Tanner had never been one for
religion, but the billboards were creepy as fuck. There was no doubt they were
in Church territory now. Up ahead, he could see clusters of low buildings
appearing.
He killed his speed as they got
closer to the village, taking in the run-down buildings and almost visible
sense of gloom hanging over the place. The only signs of life were the
vegetable patches in every garden, which looked fresh, green, and thriving.
When he cut his bike’s engine, he heard chickens clucking softly and the
distant lowing of cows. He guessed a place like this had to be as
self-sufficient as possible—the better to keep outsiders away. What he couldn’t
see or hear was people, and that was just plain creepy. The silence and
emptiness of the village was oppressive.
He left his bike leaning against a
rotting wooden fence and waited for Wolf to join him. The mindless rage that
drove him here still burned away in his blood, but the ride had cleared his
head a little. It was tempting as hell to just rip through the town on his
bike, stir up some trouble, rattle some cages and tear off again. But that
wouldn’t help Beth or avenge Mia. If anything, it could make things much worse.
He needed Abram and the whole fucking cult to know that his woman was
off-limits. That any woman Wild Blood cared for was off-limits. And that
justice for hurting them would come fast and hard. He needed to send a message.

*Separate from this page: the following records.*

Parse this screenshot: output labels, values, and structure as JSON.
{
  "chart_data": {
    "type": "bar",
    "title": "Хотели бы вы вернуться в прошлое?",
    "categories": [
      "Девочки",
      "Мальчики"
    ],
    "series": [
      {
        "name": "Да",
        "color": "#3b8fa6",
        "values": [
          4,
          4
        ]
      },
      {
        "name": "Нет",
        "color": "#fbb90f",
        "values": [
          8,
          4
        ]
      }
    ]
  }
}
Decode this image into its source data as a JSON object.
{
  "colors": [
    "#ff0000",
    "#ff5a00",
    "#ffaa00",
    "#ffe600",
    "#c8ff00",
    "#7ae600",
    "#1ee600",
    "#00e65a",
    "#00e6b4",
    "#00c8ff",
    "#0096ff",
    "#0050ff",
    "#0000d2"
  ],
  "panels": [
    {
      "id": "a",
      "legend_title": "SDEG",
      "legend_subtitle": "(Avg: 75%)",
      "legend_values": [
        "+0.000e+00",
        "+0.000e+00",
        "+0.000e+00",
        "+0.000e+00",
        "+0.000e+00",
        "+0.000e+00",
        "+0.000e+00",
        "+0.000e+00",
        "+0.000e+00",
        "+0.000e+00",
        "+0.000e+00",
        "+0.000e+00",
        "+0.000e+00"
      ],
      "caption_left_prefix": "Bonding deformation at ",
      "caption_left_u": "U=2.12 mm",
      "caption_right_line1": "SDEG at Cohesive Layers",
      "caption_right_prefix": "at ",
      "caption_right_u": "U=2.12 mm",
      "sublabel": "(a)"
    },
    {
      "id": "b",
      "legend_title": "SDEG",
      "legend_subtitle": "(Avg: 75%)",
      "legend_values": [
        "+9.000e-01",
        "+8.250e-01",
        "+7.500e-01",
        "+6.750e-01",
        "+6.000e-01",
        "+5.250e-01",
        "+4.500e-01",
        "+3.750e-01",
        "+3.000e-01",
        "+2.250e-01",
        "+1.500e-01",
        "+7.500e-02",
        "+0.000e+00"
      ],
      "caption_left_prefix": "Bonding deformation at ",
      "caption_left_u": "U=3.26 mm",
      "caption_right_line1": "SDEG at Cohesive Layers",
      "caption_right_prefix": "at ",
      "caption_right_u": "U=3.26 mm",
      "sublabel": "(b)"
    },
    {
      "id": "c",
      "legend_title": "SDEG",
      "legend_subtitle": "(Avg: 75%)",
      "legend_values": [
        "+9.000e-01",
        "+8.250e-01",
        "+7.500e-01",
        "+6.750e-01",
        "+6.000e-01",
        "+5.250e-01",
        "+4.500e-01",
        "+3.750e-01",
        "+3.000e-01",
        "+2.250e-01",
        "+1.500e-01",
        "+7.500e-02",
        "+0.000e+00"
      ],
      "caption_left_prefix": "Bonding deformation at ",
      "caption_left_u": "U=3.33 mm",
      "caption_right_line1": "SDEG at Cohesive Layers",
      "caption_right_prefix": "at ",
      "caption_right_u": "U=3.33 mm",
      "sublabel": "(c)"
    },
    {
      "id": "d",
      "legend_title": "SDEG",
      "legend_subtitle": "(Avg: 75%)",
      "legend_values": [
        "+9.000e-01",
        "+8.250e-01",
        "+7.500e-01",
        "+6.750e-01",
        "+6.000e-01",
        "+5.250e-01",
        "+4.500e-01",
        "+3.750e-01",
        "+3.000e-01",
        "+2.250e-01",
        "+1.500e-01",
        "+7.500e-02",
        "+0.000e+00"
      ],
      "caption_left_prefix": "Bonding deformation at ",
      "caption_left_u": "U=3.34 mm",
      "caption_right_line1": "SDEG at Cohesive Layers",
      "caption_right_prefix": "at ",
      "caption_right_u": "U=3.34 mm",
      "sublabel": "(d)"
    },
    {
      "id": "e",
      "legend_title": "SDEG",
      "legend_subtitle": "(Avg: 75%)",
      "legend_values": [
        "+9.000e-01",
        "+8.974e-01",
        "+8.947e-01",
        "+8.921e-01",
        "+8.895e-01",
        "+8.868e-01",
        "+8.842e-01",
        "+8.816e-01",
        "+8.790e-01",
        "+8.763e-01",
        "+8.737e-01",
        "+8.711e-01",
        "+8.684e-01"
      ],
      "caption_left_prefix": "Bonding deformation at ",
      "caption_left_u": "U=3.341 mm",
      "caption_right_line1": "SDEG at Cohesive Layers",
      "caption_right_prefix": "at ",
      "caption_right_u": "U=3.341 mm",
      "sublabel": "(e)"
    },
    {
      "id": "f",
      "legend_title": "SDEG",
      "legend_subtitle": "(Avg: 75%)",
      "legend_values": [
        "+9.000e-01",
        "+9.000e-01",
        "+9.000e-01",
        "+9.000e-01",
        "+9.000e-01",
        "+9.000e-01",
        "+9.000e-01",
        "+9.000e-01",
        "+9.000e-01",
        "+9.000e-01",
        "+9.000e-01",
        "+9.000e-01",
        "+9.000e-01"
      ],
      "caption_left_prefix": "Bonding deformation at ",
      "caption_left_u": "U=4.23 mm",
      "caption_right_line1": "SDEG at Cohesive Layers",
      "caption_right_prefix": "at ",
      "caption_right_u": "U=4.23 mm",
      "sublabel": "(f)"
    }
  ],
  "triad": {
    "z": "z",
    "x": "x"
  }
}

“What’s the plan?” Wolf asked,
coming to his side.
Tanner scanned the streets, looking
for a church or chapel. It seemed the obvious place to start. “Let’s find the
bastard in charge and see if we can change his views on a few things.”
“
Shoulda
brought a baseball bat.”
Wolf mimed swinging one. “Nothing gets a man’s
attention like one of those aiming for his balls.”
Tanner smirked, amused despite
himself. “
You talking
from personal experience?”
“I broke a lot of knees back home.
A lot of knees and a lot of hearts.
Sometimes
one lead to the other.”
Wolf grinned, but a shadow passed over his face,
making him look older for a second.
Tanner didn’t know much about Wolf.
He’d been a prospect while Tanner was in prison, and newly patched in when he
came out. He came from Louisiana, he liked to fuck, he liked to fight, and that
was it. Another time, when Beth was safe, Tanner would ask him what he left
behind to join Wild Blood, what shadows hung over him. But it wasn’t important
right now.
The church stuck out like a nun in
a whorehouse. Smack in the center of the village, it was a gleaming white
wooden building, looking fresh and vibrant among the dust and drear of the
other buildings. Low music swelled inside, hinting at where all the people
might be.
“Think they’ll swarm us?” Wolf
asked, clearly thinking the same thing.
“You worried about taking on a
bunch of church-goers?”
Wolf shrugged. “Let’s hope they
don’t practice human sacrifice, is all.”